Every team and situation are different, so there isn’t a quantitative answer to the question of how many unilateral decisions are too many. However, even though presenting absolute numbers risks misinterpretation, I think the following guidelines may help define appropriate “levels” of leader decision making that will continue to foster self-organization. This rough guide is one unilateral decision every month or two, three to four decisions per month with team involvement, and then delegate the hundreds of other decisions to the team. In practice, few good managers make completely unilateral decisions—they normally talk issues over with at least key members of their team. But occasionally there is a need to get things moving by making a unilateral decision. In that same vein, it is appropriate for leaders to make certain decisions with team participation, but if they are making more than three or four of these decisions per month, even with team involvement, they are probably too absorbed in the details.

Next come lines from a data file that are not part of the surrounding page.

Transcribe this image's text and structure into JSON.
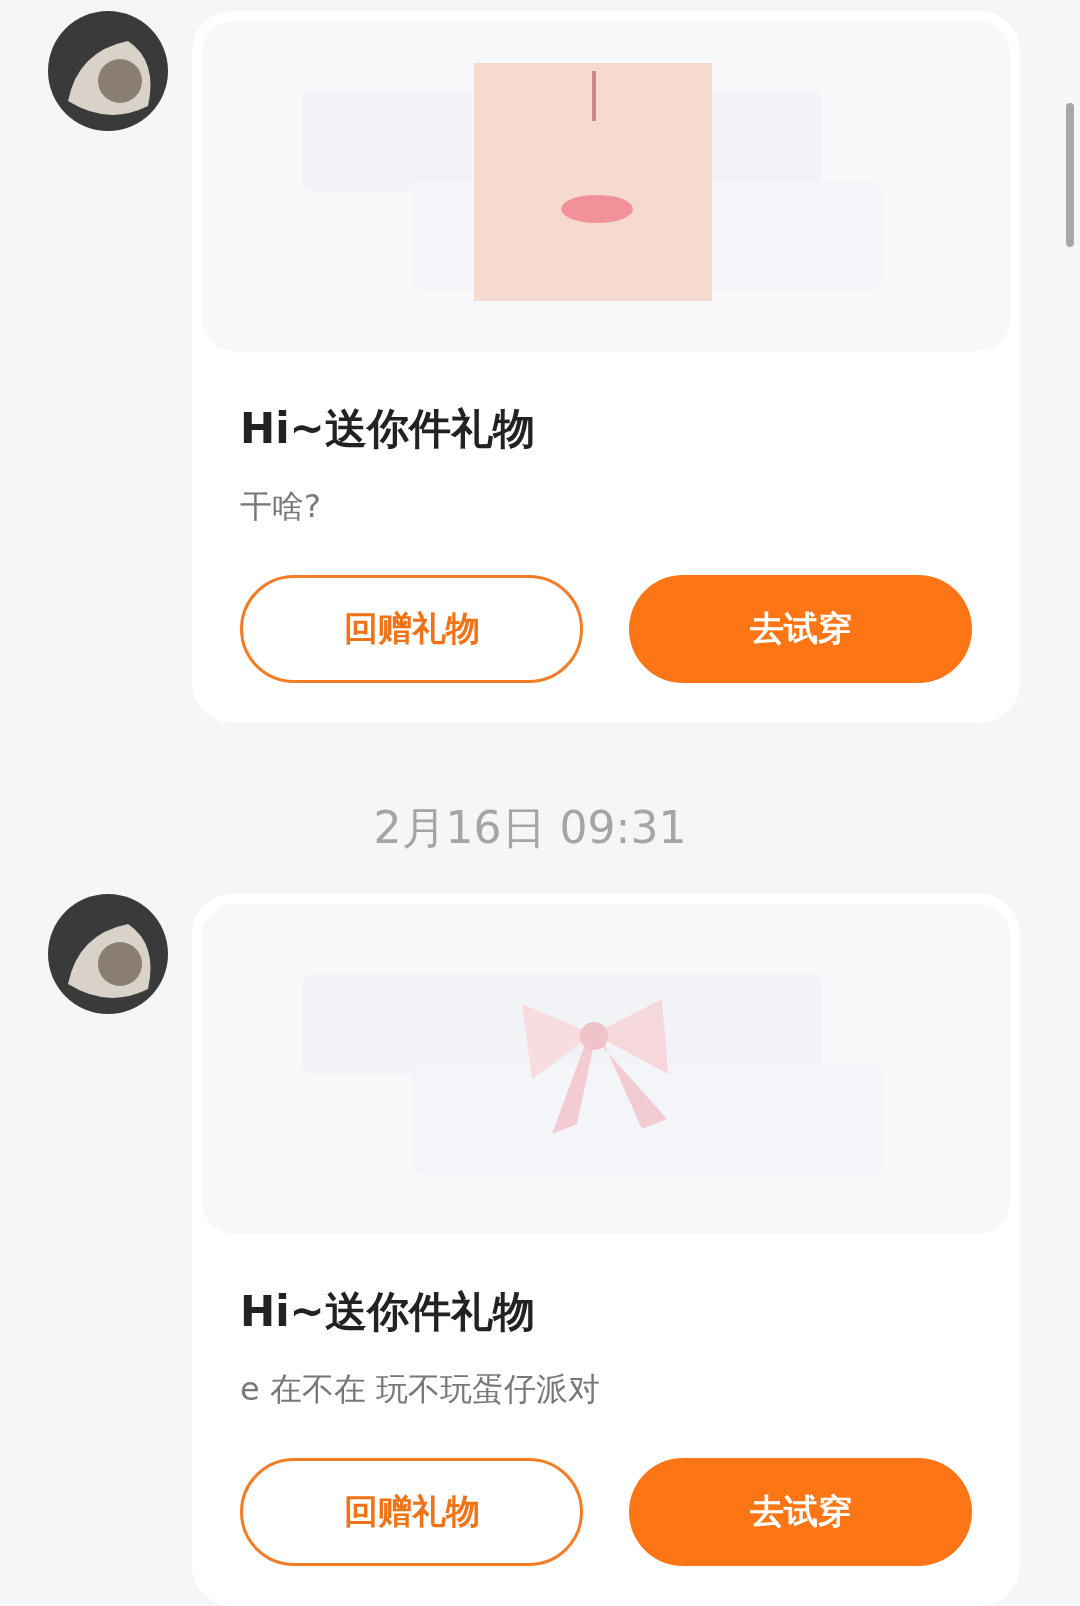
{
  "messages": [
    {
      "kind": "gift",
      "title": "Hi~送你件礼物",
      "text": "干啥?",
      "buttons": [
        {
          "kind": "outline",
          "label": "回赠礼物"
        },
        {
          "kind": "filled",
          "label": "去试穿"
        }
      ]
    },
    {
      "kind": "time",
      "text": "2月16日 09:31"
    },
    {
      "kind": "gift",
      "title": "Hi~送你件礼物",
      "text": "e 在不在 玩不玩蛋仔派对",
      "buttons": [
        {
          "kind": "outline",
          "label": "回赠礼物"
        },
        {
          "kind": "filled",
          "label": "去试穿"
        }
      ]
    }
  ]
}
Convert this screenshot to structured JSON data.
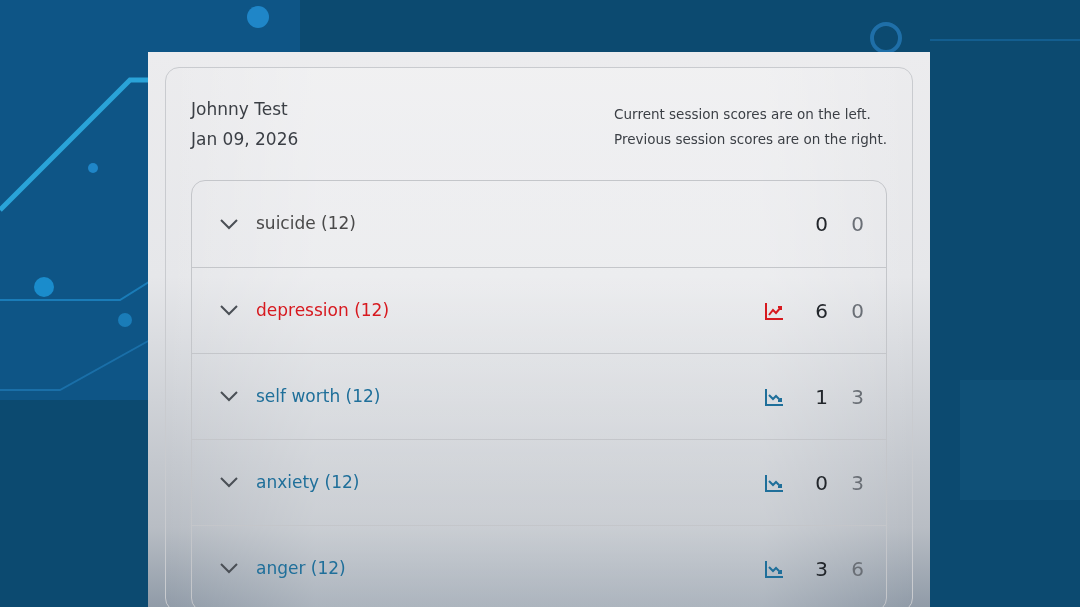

Another issue related to management decision making is the leader’s job of absorbing ambiguity. In fast-moving product development efforts in which key decisions must be made quickly, consensus (unanimous) decision making fails, but even participatory decision making can get mired in discussion and debate. Many product development issues, both technical and administrative, may be fuzzy and ambiguous. In these cases, after participation has evolved to a certain point, managers have to be willing to make final decisions. “Well, the information available to us isn’t crystal clear, but to move forward with the project, we’ll go in this direction.” Leaders often have to bring clarity to ambiguous situations—and teams work better because of it. Self-organization does not mean abdication of leader decision making, but careful evaluation of when and where each entity needs to make decisions.
Good leaders have earned the credibility to make these decisions. The technical staff respect the leader’s judgment (based on previous actions taken), participate in the analysis and debate process, and willingly accept the decision to move on. The leader has absorbed the ambiguity of the situation, whereas leaving the decision to consensus would have bogged the project down in interminable debate. Good leaders know when to step in and take charge and when to encourage the team to take charge. They also know when to dig into why team decision making isn’t working as it should.
There is a lot of mis-information, mis-definition, and misinterpretation of information about self-organization in the Agile community. Good teams are empowered and experience a degree of autonomy—the best teams also understand their are limits in each of these areas.